The money market is a market where participants can lend and borrow short-term, high-quality debt securities for an average duration of one year or less.

It offers individuals (investors) and financial institutions a place to invest excess cash for the short term and get a return. Government, companies, and financial institutions can also fund their cash flow shortages by lending from the market.

Treasury Bills: Also referred to as T-bills, these are short term bonds issued by the government, backed by the treasury or central bank as the case may be. They are usually issued in denominations of $1000 (US). They are referred to as short term bonds because their maturity date is usually a year or less. They provide short-term funding for the government.

T-bills are sold at a discount and redeemed at par value.

Commercial Paper: Commercial papers are used to trade unsecured loans for companies in need of a short-term cash infusion. Only highly creditworthy companies participate, so the risks are low.

Commercial paper is issued in denominations of $100,000 and above

Banker’s Acceptance: is a short-term loan that is guaranteed by a bank. However, it is issued by a company. It is often used in international trade because of the benefits It is often used in international trade because of the benefits to both parties.
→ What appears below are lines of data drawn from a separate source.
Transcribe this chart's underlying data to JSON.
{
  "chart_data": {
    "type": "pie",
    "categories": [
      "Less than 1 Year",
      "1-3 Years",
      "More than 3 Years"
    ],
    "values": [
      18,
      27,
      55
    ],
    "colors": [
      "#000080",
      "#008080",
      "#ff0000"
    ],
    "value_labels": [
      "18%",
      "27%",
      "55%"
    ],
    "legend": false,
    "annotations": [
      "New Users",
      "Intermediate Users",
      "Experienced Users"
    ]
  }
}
Think of it as a post-dated check.

Other instruments traded include CDs(Certificate of Deposit)and repurchase agreement.

Individuals can invest in the money market through:

  • A money market fund: Since most money market transactions are wholesale, i.e involve a large amount of cash, individuals can pool their money together and invest as mutual funds.
  • A money market account: Money market accounts pay rates similar to savings accounts and have some checking features. They offer interest usually higher than a savings account and also gives rights to occasional withdraw

Funds in money market accounts are insured by the Federal Deposit Insurance Corporation (FDIC) at banks and the National Credit Union Administration (NCUA) in credit unions.